An industrial chopping effect opens the song “The Casket You Sleep In” and once the music kicks in they are off to la-la land with down-syndrome inducing sweeps and blasts galore. The constant pounding double bass drums at the end are accompanied by a riff with a fantastic sounding sweep that closes out the song. The next track “Black Tide” continues with the sweeps against humanity and has a sick little part around a minute and a half where a sweeping arpeggio sounds as if it’s climbing a ladder yet stumbling trying to reach the top. Its moments like this where a technical death metal album amazes me. Though with guitar noodling abound, sometimes I wish their songs didn’t blur together.

“Drill Baby Drill” is a forty three second instrumental that sounds exactly like the closing of the first song with a sample of some government speech. The EP could have done without this track because their really is no point in having a filler forty three second instrumental track that sounds like the closing of a song before.

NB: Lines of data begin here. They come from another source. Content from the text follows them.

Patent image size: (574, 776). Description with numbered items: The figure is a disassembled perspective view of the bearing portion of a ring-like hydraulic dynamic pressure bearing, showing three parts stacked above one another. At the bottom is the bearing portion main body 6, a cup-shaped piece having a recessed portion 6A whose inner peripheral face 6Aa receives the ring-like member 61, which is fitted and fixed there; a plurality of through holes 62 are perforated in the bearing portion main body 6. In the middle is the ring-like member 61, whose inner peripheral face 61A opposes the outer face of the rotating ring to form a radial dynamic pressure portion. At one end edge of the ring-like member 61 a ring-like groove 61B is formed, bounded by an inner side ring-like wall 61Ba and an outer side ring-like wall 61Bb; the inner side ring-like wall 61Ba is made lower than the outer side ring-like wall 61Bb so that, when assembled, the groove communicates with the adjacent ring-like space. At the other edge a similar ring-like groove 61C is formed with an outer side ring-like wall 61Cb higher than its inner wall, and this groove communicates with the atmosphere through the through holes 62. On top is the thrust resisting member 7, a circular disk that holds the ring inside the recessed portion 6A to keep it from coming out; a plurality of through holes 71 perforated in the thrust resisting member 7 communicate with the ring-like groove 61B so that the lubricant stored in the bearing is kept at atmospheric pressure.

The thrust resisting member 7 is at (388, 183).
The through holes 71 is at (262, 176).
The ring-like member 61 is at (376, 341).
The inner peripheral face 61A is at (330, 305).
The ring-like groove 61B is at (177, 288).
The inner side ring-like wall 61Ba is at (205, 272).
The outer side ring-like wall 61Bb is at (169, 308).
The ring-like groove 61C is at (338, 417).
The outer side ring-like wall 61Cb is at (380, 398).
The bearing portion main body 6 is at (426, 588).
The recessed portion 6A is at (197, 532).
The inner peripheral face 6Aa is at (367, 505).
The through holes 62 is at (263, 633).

The second last track “Designed to Strangle” continues on with the same pattern as the first two tracks. Yet it goes for a more streamlined technical death metal approach and actually contains a lot of sick head bobbing riffs that come in around the one minute mark. The breakdown half way through the song is also meaty and undeniably heavy, but it only lasts for a few seconds. The last track “Anomic” is a nice little ditty that sounds exactly like the any other Beneath The Massacre tune until the industrial effect from the album opener comes in and is played over a sweet breakdown that eventually draws the EP to a close.

Marée Noire is a good EP from a good band but Beneath The Massacre is just playing the same thing over and over again without branching into new concepts and different ideas. Sometimes it’s okay to keep the same thing but when all of your albums sound exactly the same, one would tend to think its time to try something new.